A C corporation makes its own profits and losses, and then it may or may not offer its shareholders dividends. The C corporation is an entity that has funds, then can choose to disperse them or not.

In the C corporation case, the C corporation makes a profit, then pays taxes on that profit. If it chooses to pay dividends, then the dividend recipients pay taxes on those dividends.

In the S corporation case, there is never a situation in which the corporation has funds and then disperses them to shareholders. The structure is considerably different.

If you don't see that difference, then what do you think is the difference between the S and C corporation?

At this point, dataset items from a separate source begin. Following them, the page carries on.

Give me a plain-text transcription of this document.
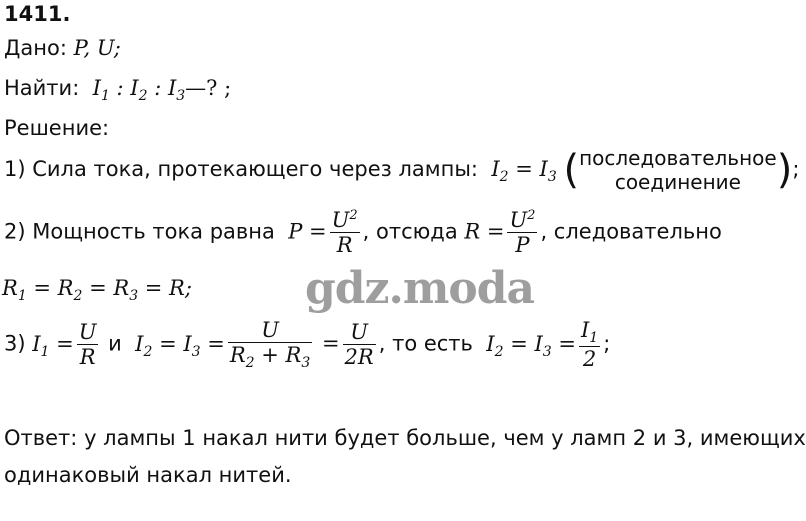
1411.
Дано: P, U;
Найти:  $I_1$ : $I_2$ : $I_3—$? ;
Решение:
1) Сила тока, протекающего через лампы:  $I_2 = I_3$ (последовательное
соединение );
2) Мощность тока равна  $P = \frac{U^2}{R}$ , отсюда $R = \frac{U^2}{P}$ , следовательно
$R_1 = R_2 = R_3 = R$;
3) $I_1 = \frac{U}{R}$ и  $I_2 = I_3 = \frac{U}{R_2 + R_3} = \frac{U}{2R}$ , то есть  $I_2 = I_3 = \frac{I_1}{2}$ ;
Ответ: у лампы 1 накал нити будет больше, чем у ламп 2 и 3, имеющих
одинаковый накал нитей.
gdz.moda
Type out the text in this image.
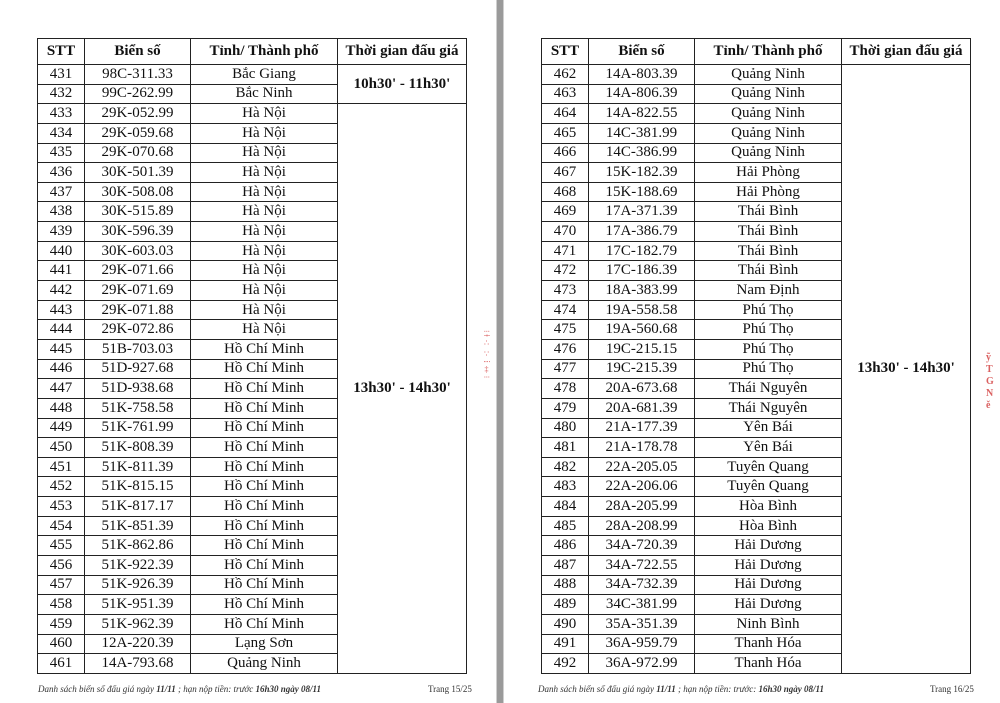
STT	Biển số	Tỉnh/ Thành phố	Thời gian đấu giá
431	98C-311.33	Bắc Giang	10h30' - 11h30'
432	99C-262.99	Bắc Ninh	
433	29K-052.99	Hà Nội	13h30' - 14h30'
434	29K-059.68	Hà Nội	
435	29K-070.68	Hà Nội	
436	30K-501.39	Hà Nội	
437	30K-508.08	Hà Nội	
438	30K-515.89	Hà Nội	
439	30K-596.39	Hà Nội	
440	30K-603.03	Hà Nội	
441	29K-071.66	Hà Nội	
442	29K-071.69	Hà Nội	
443	29K-071.88	Hà Nội	
444	29K-072.86	Hà Nội	
445	51B-703.03	Hồ Chí Minh	
446	51D-927.68	Hồ Chí Minh	
447	51D-938.68	Hồ Chí Minh	
448	51K-758.58	Hồ Chí Minh	
449	51K-761.99	Hồ Chí Minh	
450	51K-808.39	Hồ Chí Minh	
451	51K-811.39	Hồ Chí Minh	
452	51K-815.15	Hồ Chí Minh	
453	51K-817.17	Hồ Chí Minh	
454	51K-851.39	Hồ Chí Minh	
455	51K-862.86	Hồ Chí Minh	
456	51K-922.39	Hồ Chí Minh	
457	51K-926.39	Hồ Chí Minh	
458	51K-951.39	Hồ Chí Minh	
459	51K-962.39	Hồ Chí Minh	
460	12A-220.39	Lạng Sơn	
461	14A-793.68	Quảng Ninh	
Danh sách biển số đấu giá ngày 11/11 ; hạn nộp tiền: trước 16h30 ngày 08/11	Trang 15/25
⁝ ǂ ∴ ∵ ⁞ ‡ ⁝
STT	Biển số	Tỉnh/ Thành phố	Thời gian đấu giá
462	14A-803.39	Quảng Ninh	13h30' - 14h30'
463	14A-806.39	Quảng Ninh	
464	14A-822.55	Quảng Ninh	
465	14C-381.99	Quảng Ninh	
466	14C-386.99	Quảng Ninh	
467	15K-182.39	Hải Phòng	
468	15K-188.69	Hải Phòng	
469	17A-371.39	Thái Bình	
470	17A-386.79	Thái Bình	
471	17C-182.79	Thái Bình	
472	17C-186.39	Thái Bình	
473	18A-383.99	Nam Định	
474	19A-558.58	Phú Thọ	
475	19A-560.68	Phú Thọ	
476	19C-215.15	Phú Thọ	
477	19C-215.39	Phú Thọ	
478	20A-673.68	Thái Nguyên	
479	20A-681.39	Thái Nguyên	
480	21A-177.39	Yên Bái	
481	21A-178.78	Yên Bái	
482	22A-205.05	Tuyên Quang	
483	22A-206.06	Tuyên Quang	
484	28A-205.99	Hòa Bình	
485	28A-208.99	Hòa Bình	
486	34A-720.39	Hải Dương	
487	34A-722.55	Hải Dương	
488	34A-732.39	Hải Dương	
489	34C-381.99	Hải Dương	
490	35A-351.39	Ninh Bình	
491	36A-959.79	Thanh Hóa	
492	36A-972.99	Thanh Hóa	
Danh sách biển số đấu giá ngày 11/11 ; hạn nộp tiền: trước: 16h30 ngày 08/11	Trang 16/25
ỹ
T
G
N
ě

You both have it partially right. Both S and C corporations can "hold assets, accrue liabilities, transfer earnings to shareholders, and insulate them from losses beyond the value of the company."

There are differences between the two types of corporations with regard to who can and can't own shares in the particular type of corporation (no foreign shareholders, other corporations, LLCs or partnerships can own S corporation shares.) There are also restrictions on how many shareholders an S corporation can have.

The main difference, however (as already mentioned) is in the tax treatment of the corporate earnings. S corporations do not pay taxes--they are "pass through" entities, just like LLCs and Partnerships are.